Ahmet Vural (50), Türkmenlerin sürece dair beklentilerine dair şunları söyledi: “Kürtler gereken adımları attı, şimdi sıra devlette. Demokratik Cumhuriyet için demokratik bir Anayasa olmalı. Bunun için Meclis harekete geçmeli.”
‘SAYIN ÖCALAN’A GÜVENİYORUZ’
Ereh’in geçmişten bu yana muhalif bir yapısı olduğunu belirten Şükrü Çolak, (55) “Burada bütün devrimci fraksiyonlar var. Mahalle hep devrimcilere ev sahipliği yaptı. Barış süreci için Ereh’teki yaşam tarzına bakılmalı. Umut edilen yaşam burada var. Türkmenler ve Kürtler bir arada yaşıyor. Bu modelin bütün dünyaya yayılması gerek. Burada kayyım atanmadan önce DEM Parti’nin iki belediye eşbaşkanından biri Türkmen idi. Biz Kürtler ile bugüne kadar bir olumsuzluk yaşamadık. Devlet de adım atmalı. Daha öncede benzer süreçler oldu. Halk kaygılı. Sayın Öcalan’a, güveniyoruz. Halk kararlı olursa devlet süreci bozamaz” diye belirti.
‘DEVLET ADIM ATMALI’
Recep Sağlamca (52) ise, şunları söyledi: “Kürtler ile göbek bağımız var. Coğrafya bir. İmralı’dan gelen ses bizi heyecanlandırdı. Barışın toplumsallaşması için devletin çağrıya yanıt vermesi gerekiyor. PKK üzerine düşeni yaptı, ama devlet hala ürkek davranıyor. Devlet adım atmadan bu süreç ilerlemez."
Kürt Halk Önderi Abdullah Öcalan’ın çocukluk arkadaşlarından Sıdıka Çolak (80) da, çocukluğuna dair anılarını anlattı. En büyük hayallinin çocukluk arkadaşı Abdullah Öcalan ile köyde görüşmek olduğunu söyleyen Sıdıka Çolak, “Beraber büyüdük. Aynı dönem okula gittik. Keşke Abdullah Öcalan'ı görme imkanım olsaydı. Barış hepimizin özlemi” diye aktardı.

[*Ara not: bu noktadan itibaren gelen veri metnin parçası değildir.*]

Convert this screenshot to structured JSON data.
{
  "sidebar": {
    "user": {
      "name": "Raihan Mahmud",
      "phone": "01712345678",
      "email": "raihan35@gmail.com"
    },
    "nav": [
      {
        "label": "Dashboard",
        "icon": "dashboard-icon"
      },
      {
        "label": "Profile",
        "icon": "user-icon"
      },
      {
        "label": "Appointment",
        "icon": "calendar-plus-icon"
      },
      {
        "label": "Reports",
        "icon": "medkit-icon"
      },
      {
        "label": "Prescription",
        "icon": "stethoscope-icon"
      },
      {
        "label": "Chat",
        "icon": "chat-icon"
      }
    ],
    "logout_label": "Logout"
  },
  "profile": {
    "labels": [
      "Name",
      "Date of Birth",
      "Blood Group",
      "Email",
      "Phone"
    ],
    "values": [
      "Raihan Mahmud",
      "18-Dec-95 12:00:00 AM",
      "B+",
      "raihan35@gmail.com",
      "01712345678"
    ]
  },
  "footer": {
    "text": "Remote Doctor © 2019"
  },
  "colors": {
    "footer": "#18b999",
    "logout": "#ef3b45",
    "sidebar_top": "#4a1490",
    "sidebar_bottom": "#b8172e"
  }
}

'BİRLİKTE MÜCADELE EDECEĞİZ'
Mehmet Yıldırım (48), “Sayın Öcalan’ın yaptığı çağrı Türkmenlerin de Kürtler ile ortak yaşamı örgütleme çağrısıdır. Bu sorun çözülene kadar biz kendimizi Türkmen olarak görmüyoruz. Bir halk sömürülüyor ve inkar ediliyorsa, asimile varsa biz bir şey yokmuş gibi davranamayız. Biz bunu kabul etmedik. Kürtler özgür olana kadar birlikte mücadele etmeye devam edeceğiz. Devlet biran önce siyasi ve hukuki adımları atmalı” diye konuştu.